Ce Te Deum éclatait sur Paris, sur toutes les grandes villes, roulait dans leurs artères, chantait Montmartre et Contrescarpe, défilait dans la rue St Denis, tintait louis d'or sur tous les zincs où se pressait le peuple pour voir et toucher le divin enfant de l'année (...)
Le Beaujolais nouveau est arrivé, la fête est revenue pour quelques jours, fête tuée par l'armée des pisse-vinaigre mais ressuscitée en cachette par les chante-la-joie increvables comme elle (...)
Le Beaujolais nouveau est arrivé ! Coquinet de la cuisse, un poil canaille, sans soutien-gorge, un rien pute, léger et court vêtu, un brin muguet, un brin de fille, un doigt de Dieu, un doigt de cour. Il coulait source dans les hommes, il ne repartirait qu'en leur laissant au coeur le plus clair de la vie, la vertu d'un sourire (...)
Il voyageait aussi, ce doux cul-terreux de la Saône, ce joli voyou de la Guillotière, que les anciens paraient du nom superbe et royal de " Fils de l'amour ". Il prenait l'avion, ce fils de la terre, et s'en allait à l'autre bout, fils du soleil, porter la bonne parole, la bonne aventure aux quatre coins, chez les Anglais, les Canadiens et les Américains. New Beaujolais is here ! En Allemagne et en Belgique, ce fafardet soufflait la mousse de la bière, le temps d'une embellie. En Suisse, son voisin et son premier client, il prenait l'accent de Lausanne pour crier "coucou!" dans le fond des bouteilles.
" Me voilà, je suis arrivé ! ", commençait-il partout. Et puis il pérorait avec les mains, bousculait l'éventail politique, perdait le fil, le retrouvait, touchait une paire de fesses par-ci, une paire de seins par-là, tendrement dingue, si gentiment zin-zin qu'on lui pardonnait tout ainsi qu'à un enfant gâté.
Papa Bréchard c’était pépé primeur
« Mais revenons à nos feuillettes. Longtemps, nos vins ont pu se contenter de n’être que de bons petits vins faits pour la carafe et le café. Sensible au charme « écologique » eu barriquaillage qui lui donnait la promesse d’un vin authentique de vrai vigneron – en direct du producteur au consommateur – la clientèle, essentiellement locale, pardonnait la faiblesse ou la rusticité de ce beaujolais de bonne franquette. Par exemple je me souviens de vin livré dans la précipitation et qui démarrait sa « malo » au comptoir, cette malo dont on ne savait pas grand-chose alors, sinon qu’elle faisait un temps le vin revêche et amer, quasi imbuvable et que l’on appelait seconde fermentation. Eh bien, personne ne se fâchait, on supportait cet avatar provisoire avec constance, comme une maladie infantile, la rougeole ou la varicelle, dont le vin sortirait plus fort et meilleur qu’avant. Essayez donc maintenant d’écouler du beaujolais qui n’aurait pas fait sa malo !

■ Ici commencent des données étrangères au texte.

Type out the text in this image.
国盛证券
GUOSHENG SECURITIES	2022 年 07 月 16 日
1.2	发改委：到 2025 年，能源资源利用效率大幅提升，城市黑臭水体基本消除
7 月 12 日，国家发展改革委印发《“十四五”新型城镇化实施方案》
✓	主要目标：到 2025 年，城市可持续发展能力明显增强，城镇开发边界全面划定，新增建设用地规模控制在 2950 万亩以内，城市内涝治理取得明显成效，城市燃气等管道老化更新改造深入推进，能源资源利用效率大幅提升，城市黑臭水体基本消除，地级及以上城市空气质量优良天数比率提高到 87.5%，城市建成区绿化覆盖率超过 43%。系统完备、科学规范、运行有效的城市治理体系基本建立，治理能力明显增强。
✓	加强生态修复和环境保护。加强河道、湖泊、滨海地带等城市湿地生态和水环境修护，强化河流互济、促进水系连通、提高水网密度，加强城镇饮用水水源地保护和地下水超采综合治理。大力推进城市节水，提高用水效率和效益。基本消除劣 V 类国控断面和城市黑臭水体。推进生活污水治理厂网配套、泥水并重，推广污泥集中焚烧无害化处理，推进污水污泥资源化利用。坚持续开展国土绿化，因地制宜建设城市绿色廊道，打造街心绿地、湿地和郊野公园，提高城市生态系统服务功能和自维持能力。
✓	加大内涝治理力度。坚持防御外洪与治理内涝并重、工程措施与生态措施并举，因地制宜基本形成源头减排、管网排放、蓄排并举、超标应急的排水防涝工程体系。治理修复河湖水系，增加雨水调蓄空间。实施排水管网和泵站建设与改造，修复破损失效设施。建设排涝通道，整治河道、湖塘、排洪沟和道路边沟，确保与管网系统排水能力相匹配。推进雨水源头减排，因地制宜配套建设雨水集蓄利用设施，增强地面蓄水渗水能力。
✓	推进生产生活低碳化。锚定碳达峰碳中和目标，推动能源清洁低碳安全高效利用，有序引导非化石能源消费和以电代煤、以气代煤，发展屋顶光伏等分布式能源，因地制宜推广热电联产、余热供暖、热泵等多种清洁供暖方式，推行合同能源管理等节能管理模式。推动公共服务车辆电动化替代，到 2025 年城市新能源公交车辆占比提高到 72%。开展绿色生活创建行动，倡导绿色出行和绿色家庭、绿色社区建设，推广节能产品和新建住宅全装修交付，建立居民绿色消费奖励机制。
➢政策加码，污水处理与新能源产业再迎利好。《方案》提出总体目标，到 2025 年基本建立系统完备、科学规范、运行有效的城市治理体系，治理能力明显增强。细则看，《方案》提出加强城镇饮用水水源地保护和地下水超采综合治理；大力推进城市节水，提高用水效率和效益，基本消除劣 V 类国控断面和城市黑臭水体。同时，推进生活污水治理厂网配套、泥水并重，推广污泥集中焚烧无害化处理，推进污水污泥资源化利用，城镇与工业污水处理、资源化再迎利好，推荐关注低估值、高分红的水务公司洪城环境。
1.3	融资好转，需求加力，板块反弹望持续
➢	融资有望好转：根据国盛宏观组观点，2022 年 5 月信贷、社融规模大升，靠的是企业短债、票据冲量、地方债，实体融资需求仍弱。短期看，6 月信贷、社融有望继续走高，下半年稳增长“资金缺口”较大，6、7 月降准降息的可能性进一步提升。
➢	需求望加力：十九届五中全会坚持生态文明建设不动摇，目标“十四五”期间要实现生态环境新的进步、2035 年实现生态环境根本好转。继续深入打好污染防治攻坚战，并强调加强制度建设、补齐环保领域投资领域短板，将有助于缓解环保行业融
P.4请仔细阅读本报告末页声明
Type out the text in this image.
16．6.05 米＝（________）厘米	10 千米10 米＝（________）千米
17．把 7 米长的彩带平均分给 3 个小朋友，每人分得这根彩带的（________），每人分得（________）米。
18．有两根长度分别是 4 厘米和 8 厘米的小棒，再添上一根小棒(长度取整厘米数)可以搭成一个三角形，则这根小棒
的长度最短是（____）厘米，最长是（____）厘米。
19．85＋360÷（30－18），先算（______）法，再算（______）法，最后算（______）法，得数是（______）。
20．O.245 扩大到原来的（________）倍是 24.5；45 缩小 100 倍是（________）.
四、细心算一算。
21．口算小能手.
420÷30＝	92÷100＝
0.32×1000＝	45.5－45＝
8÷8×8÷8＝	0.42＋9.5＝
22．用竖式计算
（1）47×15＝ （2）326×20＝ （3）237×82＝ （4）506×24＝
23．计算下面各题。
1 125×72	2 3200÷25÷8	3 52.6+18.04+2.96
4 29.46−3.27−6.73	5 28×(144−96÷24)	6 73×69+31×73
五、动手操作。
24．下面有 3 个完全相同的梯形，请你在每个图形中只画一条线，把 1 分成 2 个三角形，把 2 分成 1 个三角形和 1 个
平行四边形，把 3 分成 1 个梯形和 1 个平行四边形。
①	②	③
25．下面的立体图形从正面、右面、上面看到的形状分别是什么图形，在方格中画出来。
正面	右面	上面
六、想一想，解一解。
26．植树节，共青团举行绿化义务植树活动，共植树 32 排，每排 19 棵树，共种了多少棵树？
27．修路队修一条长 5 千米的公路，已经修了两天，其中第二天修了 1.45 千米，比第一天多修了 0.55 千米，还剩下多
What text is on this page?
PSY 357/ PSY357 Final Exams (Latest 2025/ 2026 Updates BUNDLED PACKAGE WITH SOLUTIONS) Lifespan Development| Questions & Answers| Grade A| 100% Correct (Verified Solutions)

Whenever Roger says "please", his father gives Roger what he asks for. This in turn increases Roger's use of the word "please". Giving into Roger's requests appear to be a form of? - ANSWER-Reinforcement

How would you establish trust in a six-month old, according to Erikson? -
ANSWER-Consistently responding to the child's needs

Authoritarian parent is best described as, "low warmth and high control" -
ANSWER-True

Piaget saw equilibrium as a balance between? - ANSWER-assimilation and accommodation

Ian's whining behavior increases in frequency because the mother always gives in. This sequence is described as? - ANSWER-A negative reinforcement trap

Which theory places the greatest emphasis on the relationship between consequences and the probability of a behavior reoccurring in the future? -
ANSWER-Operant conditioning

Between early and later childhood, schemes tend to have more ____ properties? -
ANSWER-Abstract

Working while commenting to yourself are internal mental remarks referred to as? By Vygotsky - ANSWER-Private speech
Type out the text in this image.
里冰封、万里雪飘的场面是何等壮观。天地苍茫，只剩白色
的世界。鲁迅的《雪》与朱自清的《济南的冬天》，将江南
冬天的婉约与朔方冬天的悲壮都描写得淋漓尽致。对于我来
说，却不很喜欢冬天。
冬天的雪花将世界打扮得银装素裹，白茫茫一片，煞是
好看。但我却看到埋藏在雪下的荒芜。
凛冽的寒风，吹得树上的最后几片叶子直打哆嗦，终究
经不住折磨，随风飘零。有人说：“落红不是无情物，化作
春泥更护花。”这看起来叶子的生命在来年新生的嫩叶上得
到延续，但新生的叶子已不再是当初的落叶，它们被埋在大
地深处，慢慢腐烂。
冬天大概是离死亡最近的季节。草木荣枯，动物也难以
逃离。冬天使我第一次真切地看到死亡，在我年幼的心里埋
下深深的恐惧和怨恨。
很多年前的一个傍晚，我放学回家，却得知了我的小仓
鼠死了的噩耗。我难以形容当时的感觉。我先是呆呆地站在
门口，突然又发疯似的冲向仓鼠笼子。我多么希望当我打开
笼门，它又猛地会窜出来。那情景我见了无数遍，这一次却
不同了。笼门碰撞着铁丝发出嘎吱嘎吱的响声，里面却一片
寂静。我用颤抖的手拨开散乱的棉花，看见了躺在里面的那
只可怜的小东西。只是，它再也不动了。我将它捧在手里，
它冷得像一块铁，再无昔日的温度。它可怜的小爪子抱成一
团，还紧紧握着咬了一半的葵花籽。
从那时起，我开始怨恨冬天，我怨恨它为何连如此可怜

Avec la mise en place progressive du négoce qui a considérablement élargi les zones de diffusion de nos vins, mais aussi gommé le folklore, la clientèle frustrée de barriquaillage pittoresque, a retrouvé le goût juste et sans indulgence, elle exigé du primeur mieux élaboré, plus étoffé. Bon gré mal gré le vignoble a suivi pour le plus grand bien de tous. Les vignerons décidés à faire du primeur, ou ceux qui n’avaient pas de meilleure alternative – je pense surtout aux miens, ceux du Sud – se sont appliqués. Ils ont démontrés, nonobstant les tentatives ultérieurs d’autres vignobles attirés par la poule aux œufs d’or, que l’association terroir beaujolais/gamay noir à jus blanc, donnait par vocation et quand on le voulait bien, le meilleur primeur rouge du monde, souvent imité, rarement égalé, jamais dépassé et croyez-moi, c’est pas de la réclame mensongère...
On fit tant et si bien que le primeur est, en quelque sorte, devenu une appellation officieuse dans l’appellation beaujolaise. Conséquence plaisante, Chiroubles, Brouilly, tous les crus ont pu dans l’esprit du consommateur, se démarquer du simple label beaujolais puisqu’ils ne font pas le vin en primeur, prendre leur essor, s’imposer comme beaujolais haut de gamme porte-drapeaux de l’appellation. Conséquence plus préoccupante pour les beaujolais et beaujolais-villages classiques, coincés entre la notoriété universelle des primeurs et des crus. Sans image de marque précise, pour eux la partie se compliquait, elle l’est toujours hélas, et de plus en plus au fur et à mesure que le primeur gagne des parts de marché. » [...]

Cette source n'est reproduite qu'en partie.